We revisit the task of quantum state redistribution in the one-shot setting, and design a protocol for this task with communication cost in terms of a measure of distance from quantum Markov chains. More precisely, the distance is defined in terms of quantum max-relative entropy and quantum hypothesis testing entropy. Our result is the first to operationally connect quantum state redistribution and quantum Markov chains, and can be interpreted as an operational interpretation for a possible one-shot analogue of quantum conditional mutual information.
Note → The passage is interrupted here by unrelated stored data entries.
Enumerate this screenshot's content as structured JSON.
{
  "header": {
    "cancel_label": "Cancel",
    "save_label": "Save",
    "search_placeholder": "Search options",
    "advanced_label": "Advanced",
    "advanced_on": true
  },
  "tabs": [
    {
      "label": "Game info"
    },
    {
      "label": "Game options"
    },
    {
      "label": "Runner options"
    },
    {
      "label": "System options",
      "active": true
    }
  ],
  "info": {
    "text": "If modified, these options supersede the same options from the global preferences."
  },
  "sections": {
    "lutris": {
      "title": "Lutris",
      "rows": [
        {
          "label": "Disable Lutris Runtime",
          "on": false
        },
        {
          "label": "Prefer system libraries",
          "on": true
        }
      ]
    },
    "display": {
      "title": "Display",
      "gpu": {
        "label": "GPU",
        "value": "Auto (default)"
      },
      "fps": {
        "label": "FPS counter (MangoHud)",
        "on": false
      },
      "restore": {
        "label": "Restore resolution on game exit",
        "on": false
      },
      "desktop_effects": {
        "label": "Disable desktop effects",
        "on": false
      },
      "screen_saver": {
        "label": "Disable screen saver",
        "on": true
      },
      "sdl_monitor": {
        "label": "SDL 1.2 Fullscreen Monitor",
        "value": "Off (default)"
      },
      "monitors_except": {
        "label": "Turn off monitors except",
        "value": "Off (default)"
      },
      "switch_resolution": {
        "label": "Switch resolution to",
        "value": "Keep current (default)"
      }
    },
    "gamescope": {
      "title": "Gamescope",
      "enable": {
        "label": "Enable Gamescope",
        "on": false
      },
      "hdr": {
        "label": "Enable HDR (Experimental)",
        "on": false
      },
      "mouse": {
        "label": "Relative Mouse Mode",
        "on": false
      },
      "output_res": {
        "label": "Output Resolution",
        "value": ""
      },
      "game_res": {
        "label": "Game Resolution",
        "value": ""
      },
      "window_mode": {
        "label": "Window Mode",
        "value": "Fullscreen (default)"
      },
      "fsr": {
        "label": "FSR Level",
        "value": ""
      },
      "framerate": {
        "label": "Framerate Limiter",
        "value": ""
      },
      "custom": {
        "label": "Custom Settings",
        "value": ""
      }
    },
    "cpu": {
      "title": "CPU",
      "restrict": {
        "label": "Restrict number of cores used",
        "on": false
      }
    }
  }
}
The communication cost of our protocol is lower than all previously known ones and asymptotically achieves the well-known rate of quantum conditional mutual information. Thus, our work takes a step towards the important open question of near-optimal characterization of the one-shot quantum state redistribution.

翻译：我们重新审视了单次设定下的量子状态重分配任务，并设计了一种协议，其通信成本由与量子马尔可夫链的距离度量决定。具体而言，该距离通过量子最大相对熵和量子假设检验熵来定义。我们的结果首次在操作层面将量子状态重分配与量子马尔可夫链联系起来，可视为量子条件互信息在单次设定下可能类似物的操作性解释。该协议的通信成本低于所有先前已知方案，且在渐近条件下达到量子条件互信息的公认速率。因此，我们的工作朝着单次量子状态重分配近最优表征这一重要开放问题迈出了一步。